# Difference between revisions of "Directed acyclic graph"

A directed acyclic graph (DAG) is a directed graph that contains no cycles. DAGs arise in a natural way in modelling situations in which, in some sense, going "forward" is sometimes possible but going "backward" is definitely not, so that if $v$ is reachable from $u$, we know that $u$ is not reachable from $v$ (unless $u = v$). An example is given by Water Park from CCC 2007. In the absence of mechanical intervention, water always flows from high altitudes to low altitudes, so that, when travelling along the waterslides, one can never arrive at the same spot twice. If we create a graph that has a vertex for each marked point in the water park and a directed edge from $u$ to $v$ whenever there is a water slide from $u$ to $v$, this graph will be acyclic, and hence a DAG. DAGs do not necessarily resemble undirected acyclic graphs (that is, forests) in form or in their properties; there may be multiple paths between a given pair of nodes.

## As a partial order

DAGs are often considered representations of partial orderings. We can establish a correspondence as follows:

1. Give each vertex of the DAG a unique label (such as the letters A, B, C, etc.). Each label corresponds to an element in our set.
2. We define our partial ordering as follows: $a \leq b$ in the ordering if and only if there exists a path from $u$ to $v$, where $u$ is the vertex in the DAG labelled with $a$ and $v$ is the vertex in the DAG labelled with $b$.

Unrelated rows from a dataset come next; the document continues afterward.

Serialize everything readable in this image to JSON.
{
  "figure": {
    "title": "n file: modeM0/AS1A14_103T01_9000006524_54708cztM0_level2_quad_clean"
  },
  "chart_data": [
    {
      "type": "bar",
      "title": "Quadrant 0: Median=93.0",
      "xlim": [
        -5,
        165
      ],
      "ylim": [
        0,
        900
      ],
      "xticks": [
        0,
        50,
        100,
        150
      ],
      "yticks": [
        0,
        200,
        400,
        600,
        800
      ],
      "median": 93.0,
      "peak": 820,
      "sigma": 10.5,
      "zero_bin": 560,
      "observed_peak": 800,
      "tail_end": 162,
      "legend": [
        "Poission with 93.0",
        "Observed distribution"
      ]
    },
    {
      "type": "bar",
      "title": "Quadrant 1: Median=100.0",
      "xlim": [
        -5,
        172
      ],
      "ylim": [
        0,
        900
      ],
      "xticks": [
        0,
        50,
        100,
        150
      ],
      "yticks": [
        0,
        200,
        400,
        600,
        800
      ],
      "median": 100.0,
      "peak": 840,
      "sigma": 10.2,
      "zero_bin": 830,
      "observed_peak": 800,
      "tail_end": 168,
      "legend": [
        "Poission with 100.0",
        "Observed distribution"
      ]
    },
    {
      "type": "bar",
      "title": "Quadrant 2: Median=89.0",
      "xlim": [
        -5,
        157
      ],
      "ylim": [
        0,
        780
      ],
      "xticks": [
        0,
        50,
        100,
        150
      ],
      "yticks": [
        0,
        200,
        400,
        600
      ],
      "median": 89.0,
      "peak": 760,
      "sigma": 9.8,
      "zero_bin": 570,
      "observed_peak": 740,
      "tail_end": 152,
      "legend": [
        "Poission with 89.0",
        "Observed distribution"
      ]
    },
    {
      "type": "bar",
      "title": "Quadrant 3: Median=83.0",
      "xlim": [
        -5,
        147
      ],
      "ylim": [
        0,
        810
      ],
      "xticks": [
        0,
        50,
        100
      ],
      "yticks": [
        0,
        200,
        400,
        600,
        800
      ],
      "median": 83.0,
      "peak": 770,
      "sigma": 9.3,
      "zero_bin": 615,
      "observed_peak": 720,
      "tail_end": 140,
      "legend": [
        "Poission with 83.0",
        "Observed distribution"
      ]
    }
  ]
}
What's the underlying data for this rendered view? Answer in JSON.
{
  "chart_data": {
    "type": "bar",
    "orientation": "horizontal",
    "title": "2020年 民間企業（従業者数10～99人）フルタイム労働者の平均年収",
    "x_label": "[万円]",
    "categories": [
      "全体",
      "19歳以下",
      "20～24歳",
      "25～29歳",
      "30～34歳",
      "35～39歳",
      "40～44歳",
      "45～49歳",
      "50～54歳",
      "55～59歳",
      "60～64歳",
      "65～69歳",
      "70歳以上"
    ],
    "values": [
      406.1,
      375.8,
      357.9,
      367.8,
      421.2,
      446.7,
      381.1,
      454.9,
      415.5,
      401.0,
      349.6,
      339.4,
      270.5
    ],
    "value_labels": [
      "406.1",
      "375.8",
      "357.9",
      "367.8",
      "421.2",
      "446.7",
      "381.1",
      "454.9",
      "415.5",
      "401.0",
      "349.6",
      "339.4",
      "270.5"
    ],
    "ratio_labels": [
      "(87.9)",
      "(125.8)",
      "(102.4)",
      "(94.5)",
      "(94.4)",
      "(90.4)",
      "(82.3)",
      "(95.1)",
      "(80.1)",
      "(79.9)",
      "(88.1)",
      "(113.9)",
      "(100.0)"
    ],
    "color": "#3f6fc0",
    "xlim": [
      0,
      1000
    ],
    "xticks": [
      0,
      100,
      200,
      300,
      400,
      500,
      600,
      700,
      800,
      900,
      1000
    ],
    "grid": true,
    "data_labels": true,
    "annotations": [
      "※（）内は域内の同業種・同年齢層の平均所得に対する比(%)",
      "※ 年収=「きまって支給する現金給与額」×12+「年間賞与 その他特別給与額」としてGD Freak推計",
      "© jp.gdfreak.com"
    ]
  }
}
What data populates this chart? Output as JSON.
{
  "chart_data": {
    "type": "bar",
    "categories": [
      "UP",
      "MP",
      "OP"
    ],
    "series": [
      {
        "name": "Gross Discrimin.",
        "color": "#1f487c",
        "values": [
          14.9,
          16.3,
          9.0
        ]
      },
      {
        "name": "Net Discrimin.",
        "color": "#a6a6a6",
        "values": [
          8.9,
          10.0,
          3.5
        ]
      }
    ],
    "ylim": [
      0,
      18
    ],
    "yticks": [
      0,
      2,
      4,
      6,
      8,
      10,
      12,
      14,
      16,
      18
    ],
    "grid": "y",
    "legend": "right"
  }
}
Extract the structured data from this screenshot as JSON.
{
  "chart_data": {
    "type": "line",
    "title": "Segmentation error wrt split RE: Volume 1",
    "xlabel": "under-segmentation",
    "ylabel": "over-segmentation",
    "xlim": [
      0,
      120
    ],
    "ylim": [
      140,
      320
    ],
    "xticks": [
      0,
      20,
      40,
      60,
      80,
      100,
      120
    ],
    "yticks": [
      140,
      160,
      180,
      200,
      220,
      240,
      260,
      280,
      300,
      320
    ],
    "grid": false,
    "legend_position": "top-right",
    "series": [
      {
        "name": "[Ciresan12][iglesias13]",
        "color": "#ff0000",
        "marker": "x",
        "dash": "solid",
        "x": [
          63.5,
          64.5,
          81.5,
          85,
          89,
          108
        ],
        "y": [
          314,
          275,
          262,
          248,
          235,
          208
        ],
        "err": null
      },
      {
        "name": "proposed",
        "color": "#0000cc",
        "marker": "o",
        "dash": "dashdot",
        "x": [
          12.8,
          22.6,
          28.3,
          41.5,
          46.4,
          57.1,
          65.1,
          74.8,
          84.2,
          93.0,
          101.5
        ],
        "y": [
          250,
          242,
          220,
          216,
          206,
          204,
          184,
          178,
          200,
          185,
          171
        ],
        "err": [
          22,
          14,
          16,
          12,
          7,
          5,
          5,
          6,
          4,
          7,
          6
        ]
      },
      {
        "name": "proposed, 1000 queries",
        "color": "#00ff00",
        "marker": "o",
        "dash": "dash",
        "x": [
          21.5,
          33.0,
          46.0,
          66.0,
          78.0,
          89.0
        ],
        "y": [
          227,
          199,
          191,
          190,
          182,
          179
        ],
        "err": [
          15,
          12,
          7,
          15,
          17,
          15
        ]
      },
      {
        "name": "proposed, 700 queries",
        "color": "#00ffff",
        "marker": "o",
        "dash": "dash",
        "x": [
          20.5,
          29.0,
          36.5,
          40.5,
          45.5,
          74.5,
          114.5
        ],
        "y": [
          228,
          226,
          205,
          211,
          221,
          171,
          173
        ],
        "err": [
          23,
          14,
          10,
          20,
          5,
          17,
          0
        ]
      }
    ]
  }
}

The ordering thus defined is reflexive, since every vertex is reachable from itself. It is antisymmetric, because if $u \leq v$ and $v \leq u$, and $u \neq v$, then we have a cycle that contains $a$ and $b$, a contradiction. And it is transitive because reachability is transitive; if there are paths from $u$ to $v$ and from $v$ to $w$ then we can concatenate them to obtain a path from $u$ to $w$. So the ordering we have defined is a partial ordering.

Note that whereas a given DAG will correspond to exactly one partial ordering (up to isomorphism) using this convention, there may be more than one DAG that corresponds to a given partial ordering. The DAG with the most edges that corresponds to a given partial ordering is known as the transitive closure, whereas the one with the fewest edges is known as the transitive reduction.

## Properties

A source is a node with zero in-degree; all edges point outward. Likewise, a sink is a node with zero out-degree. Every finite DAG has at least one source and one sink. To see this, choose any node. If it is a sink we are done; otherwise select any outgoing edge and follow it to another node. Repeating this process, we will never repeat a node, because the graph has no cycles, so after $V-1$ iterations (where $V$ is the number of nodes in the graph), this process must terminate. The proof that there must be at least one source is analogous.

In fact, a stronger statement holds: a directed graph may be topologically ordered if and only if it is acyclic (a DAG).

Because a DAG has no cycles, each vertex in a DAG forms a separate strongly connected component.

A DAG with $V$ vertices cannot have more than $V(V-1)/2$ edges, and this bound is attained by taking a complete undirected graph on $V$ vertices, assigning a different number to each vertex, and orienting all edges so that they point from the lower-numbered vertex to the higher-numbered vertex. Such a DAG represents a total order. The proof is not hard and is left as an exercise to the reader.

## Problems

The following problems either involve DAGs specifically or have simpler/faster solutions for DAGs than for other graphs.

• Single-source shortest paths can be computed in $O(E+V)$ time by topologically sorting first and then using dynamic programming.
• All-pairs shortest paths can be computed in $O(V(E+V))$ by $V$ invocations of the single-source algorithm. This is, however, no faster than breadth-first search when the DAG is unweighted, and no faster than the Floyd–Warshall algorithm when the graph is dense (so that it is an improvement only over sparse weighted DAGs).
• The same applies to the transitive closure problem – it is not easy to improve over the $O(V^3)$ bound given by Warshall's algorithm, but see this for a method that may perform better under certain circumstances. The bounds on the transitive reduction problem match those on transitive closure.
• Longest path problem: This can also be solved efficiently using dynamic programming. Note that we only need to consider paths that start at a source.
• Identifying all strongly connected components in a digraph and contracting each component to a single vertex produces a DAG, known as the kernel DAG. Adapting the special transitive closure algorithm on DAGs to the kernel DAG gives an algorithm which may be fast for some classes of digraphs. The kernel DAG is also useful as an intermediate structure in the solutions of various other problems.
• The minimum spanning arborescence problem does not have much to do with DAGs in general, but an arborescence is a specific kind of DAG that looks like a tree.